Como sair do deserto?

SMJ (Procurador Federal)

A figura bíblica do joio e do trigo, utilizada pelo Prof. Streck, permite uma hipótese (além de outras): será que esse problema da "simplificação" excessiva é recente? E ocorre apenas no Direito? O testemunho bíblico responde a primeira questão... responde também a segunda. Arrisco-me a postular que em todos os tempos na História os homens tenderam a desviar-se do caminho da verdade e da luz, retomando a figura bíblica. Que é o Antigo Testamento senão a luta entre Deus e o Povo Judeu para que este opte pelo Santo ao invés do pecado? O que se pode traduzir, em outras palavras: a luta para que o homem opte pela verdade ao invés de se contentar com ideias frívolas. Quantos, como Giordano Bruno, foram perseguidos e mesmo assassinados por buscarem a verdade? Ou seja, Prof. Streck: a verdade é incômoda e difícil de se alcançar... e sempre foi assim. Um problema mais específico dos cursos de Direito no Brasil não é um problema específico dos cursos de Direto no Brasil, mas sim de todo o sistema educacional brasileiro: a edução formal aqui não é valorizada. É dificílimo estudar aqui. Não por acaso não temos sequer um prêmio Nobel e quase sempre que aparece um pesquisador na TV, no Brasil, é um estrangeiro que nos honra com sua presença. No Brasil, as artes e a ciência não são valorizadas. Por isso, tantos artistas tocando de graça nas ruas de Floripa; por isso, ninguém lê Dom Casmurro. Que fazer então? Incentivar os estudantes de Direito a buscarem a ciência e a literatura. E ter paciência, porque em passo de formiga e sem vontade caminham os homens no deserto para a terra prometida da verdade e da justiça, com tentação de voltar para o Egito.

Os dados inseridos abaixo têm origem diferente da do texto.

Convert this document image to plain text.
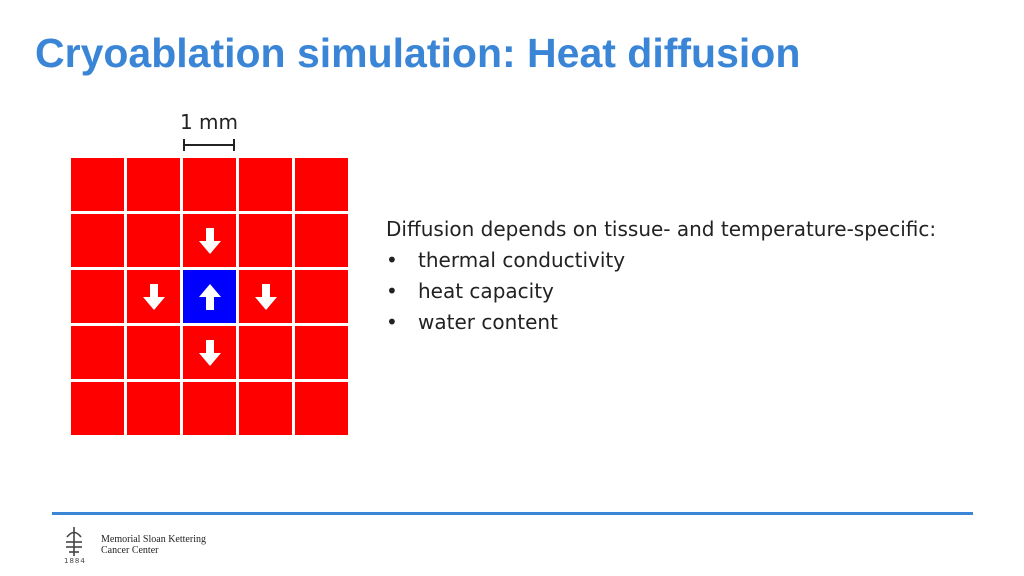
Cryoablation simulation: Heat diffusion
1 mm
Diffusion depends on tissue- and temperature-specific:
• thermal conductivity
• heat capacity
• water content
1884
Memorial Sloan Kettering
Cancer Center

Não penseis que por muito falar é que sereis ouvidos

Luiz08João (Professor)

Muitos Pontos do autor são plausíveis. E não menos plausíveis, vários contrapontos comentados.
Ai eu me lembro: "Não penseis que por muito falar é que sereis ouvidos" (Mat.)
Acontece que atiram no que vê para matar o que não vê.
Sou professor há mais de 20 anos em instituições privadas, e me arvorei por certo período em ministrar aulas no ensino público ( concursado) Após 2 anos eu pedi minha exoneração. Após muita análise, em todas as dimensões do ensino público, notei que não é falta de competência do Estado em gerir o ensino. Existem profissionais bons. Acontece que o ensino público de péssima qualidade, é um projeto de governo. É feito para não dar certo, é feito para viver a perenidade "rastaquara". Da mesma forma que os concursos púbicos, foram aos poucos remetendo os concurseiros à dominar o ridículo como condição de aprovação . Portanto o alvo a ser metralhado não reside na pedagogia ou sistemas de facilitação didática e sim nos programas de governo, vira lata, e submissos à ordens externas de manutenção de países em desenvolvimento no eterno submundo. Aqueles que gostam de resuminhos e não aprenderam a transcender as dimensões para análise chamarão minha fala de: "TEORIA DA CONSPIRAÇÃO" e eu continuo rindo da opção pelo domínio do ridículo.